A: Depending on your particular situation and needs you may need additional documents when drafting a preliminary agreement such as non-disclosure agreements (NDAs), warranties or indemnity clauses, etc. It is important to ensure that all necessary documents are included in order for your preliminary agreement to be valid and enforceable under applicable law.

Q: Is an electronic signature sufficient for my preliminary agreement?

Asked by Sarah on March 16th 2022.
A: Yes, electronic signatures are generally accepted as sufficient for most types of contractual agreements including preliminary agreements in most jurisdictions including UK, US, EU etc., provided certain legal requirements are met (e.g., that the signature is reliable). It is recommended that you consult with an experienced lawyer prior to using electronic signatures for legal purposes in order to ensure that your signature will be legally binding under applicable law.

Q: Do I need different versions of my preliminary agreement for different jurisdictions?

Asked by Michael on July 5th 2022.
A: Depending on where you are based and where your counterparties are based you may need different versions of your preliminary agreement in order to make sure they are compliant with relevant local laws (e.g., US vs UK vs EU).
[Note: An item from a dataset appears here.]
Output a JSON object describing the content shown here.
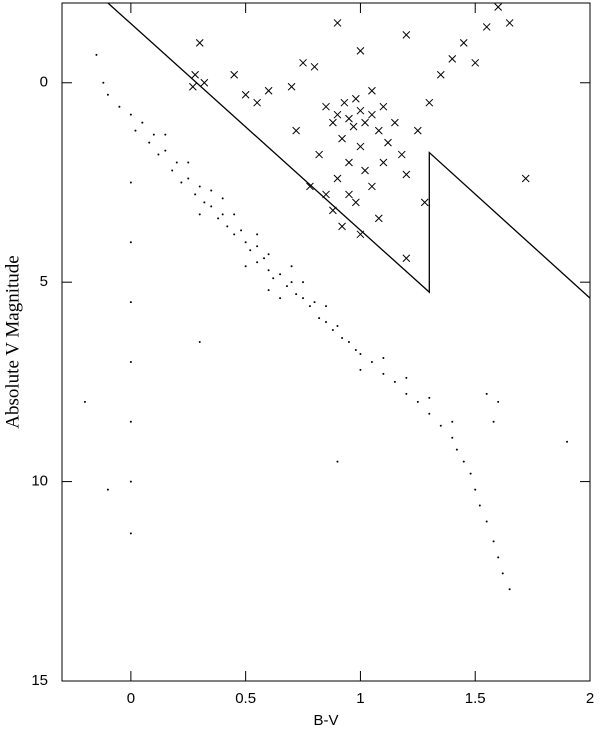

It is recommended that you consult with an experienced lawyer prior to signing an international contract in order to ensure that all versions comply with applicable law in each jurisdiction where parties are based or have operations/business interests.

Example dispute

Suing a Company Based on an Unfulfilled Preliminary Agreement

  • The plaintiff may claim that the company failed to fulfill the terms of the preliminary agreement.
  • The plaintiff can use the agreement as evidence that the company is legally obligated to provide what was promised.
  • The plaintiff may provide relevant documentation such as emails, text messages, or other communications to prove the agreement and its terms.
  • The plaintiff may also provide evidence of the company’s breach of the agreement, such as failing to meet deadlines or provide promised goods or services.
  • The plaintiff may seek damages or other forms of restitution, such as restitution for any losses suffered as a result of the breach.
  • The plaintiff may also request that the court order the company to fulfill the terms of the agreement.
  • The court may also order the company to pay any legal costs associated with the case.